Manufacturing Associate needed!

Overview:

Support the daily GMP manufacturing operations of allogeneic NK cell therapies while driving facility and equipment qualifications, initiating and assessing deviations, reviewing batch records, and authoring SOPs.

Responsibilities:

• Supports technical transfer of new products/processes by collaborating with other members of the CMC team (PD, MSAT, Quality, Supply Chain, etc.).
• Supports in setting up manufacturing areas and equipment/fixtures.
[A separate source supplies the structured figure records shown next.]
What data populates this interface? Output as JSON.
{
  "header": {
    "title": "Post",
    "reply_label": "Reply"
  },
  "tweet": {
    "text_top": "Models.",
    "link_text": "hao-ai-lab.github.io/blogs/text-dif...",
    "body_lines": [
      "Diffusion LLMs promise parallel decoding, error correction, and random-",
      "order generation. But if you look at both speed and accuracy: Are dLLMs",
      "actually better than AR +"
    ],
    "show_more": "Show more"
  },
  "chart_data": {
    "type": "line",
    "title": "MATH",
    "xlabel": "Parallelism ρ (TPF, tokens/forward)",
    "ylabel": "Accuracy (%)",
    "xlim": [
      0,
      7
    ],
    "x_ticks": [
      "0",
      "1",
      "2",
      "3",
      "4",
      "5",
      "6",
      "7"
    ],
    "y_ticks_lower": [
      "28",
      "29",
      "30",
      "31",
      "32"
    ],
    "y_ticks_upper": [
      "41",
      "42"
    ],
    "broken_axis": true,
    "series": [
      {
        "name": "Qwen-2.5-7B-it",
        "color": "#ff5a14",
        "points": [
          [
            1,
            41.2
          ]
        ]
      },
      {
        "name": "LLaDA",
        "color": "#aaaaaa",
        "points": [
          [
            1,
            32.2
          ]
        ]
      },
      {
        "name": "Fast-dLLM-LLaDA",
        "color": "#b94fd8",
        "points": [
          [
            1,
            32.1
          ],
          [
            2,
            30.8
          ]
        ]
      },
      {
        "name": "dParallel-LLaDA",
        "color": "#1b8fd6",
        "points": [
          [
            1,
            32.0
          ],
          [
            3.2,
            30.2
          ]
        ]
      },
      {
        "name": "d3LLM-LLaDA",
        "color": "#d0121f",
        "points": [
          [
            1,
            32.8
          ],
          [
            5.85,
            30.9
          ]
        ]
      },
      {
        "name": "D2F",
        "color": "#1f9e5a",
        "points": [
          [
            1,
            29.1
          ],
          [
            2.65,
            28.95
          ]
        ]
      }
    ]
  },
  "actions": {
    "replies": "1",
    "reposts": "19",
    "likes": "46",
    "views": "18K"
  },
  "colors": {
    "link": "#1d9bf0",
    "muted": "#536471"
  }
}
Performs facility and equipment/environmental monitoring activities.
• Performs manufacturing processes on the floor, following batch records and standard operating procedures (SOPs) to ensure safe and compliant operations.
• Ensures right-the-first-time performance of all process steps specific to the phase or stage of operation.
• Completes training assignments to ensure the necessary technical skills and knowledge.
• Works as part of a team to execute GMP runs in close collaboration with other areas of CMC.
• Performs Aseptic Filling unit operations for the manufacture of products in a cGMP environment using proper aseptic technique, good documentation practices, and sound scientific methods.
• Operates automated filling equipment and the execution of the manufacturing processes from filling to cryopreservation of product using batch records.
• Rigorously adheres to SOPs and cGMP regulations and accurately completes documentation associated with clinical manufacturing.
• Supports development of SOPs, MBRs, and other process documents, as well as deviations and change controls.
• Escalates processing and equipment issues as needed.
• Reviews daily in-process cGMP documentation for completeness and accuracy
• Participates in any operational excellence initiatives such as 5S, Kaizen, lean manufacturing and continuous improvement
• Embodies the company culture of empowerment, diversity, and inclusion.

Qualifications:

• Knowledge of the current Good Manufacturing Practices (cGMP's).
• Knowledgeable in Microsoft Word, Excel and data analysis.
• Self-motivated and willing to accept temporary responsibilities outside of initial job description.
• Excellent interpersonal, verbal and written communication skills.
• Willingness to think outside of the box as well as comfortable in a fast-paced and constantly evolving environment.
• Able to work off shift hours and weekends.
• Knowledge of cGMP regulations and FDA guidance applicable to biologics and cell therapy manufacturing.

Preferred:

Excellent aseptic/sterile techniques and prior experience with biopharmaceutical manufacturing; previous experience with cell or gene therapy manufacturing.

Education/Background:

Accepting all experience levels. Position level will be adjusted to match. 2 years or more years of experience in cGMP biologics cell culture manufacturing, experience in biotech or cell therapy manufacturing with a bachelor’s degree in biology or related scientific discipline, or equivalent combination of experience and education preferred.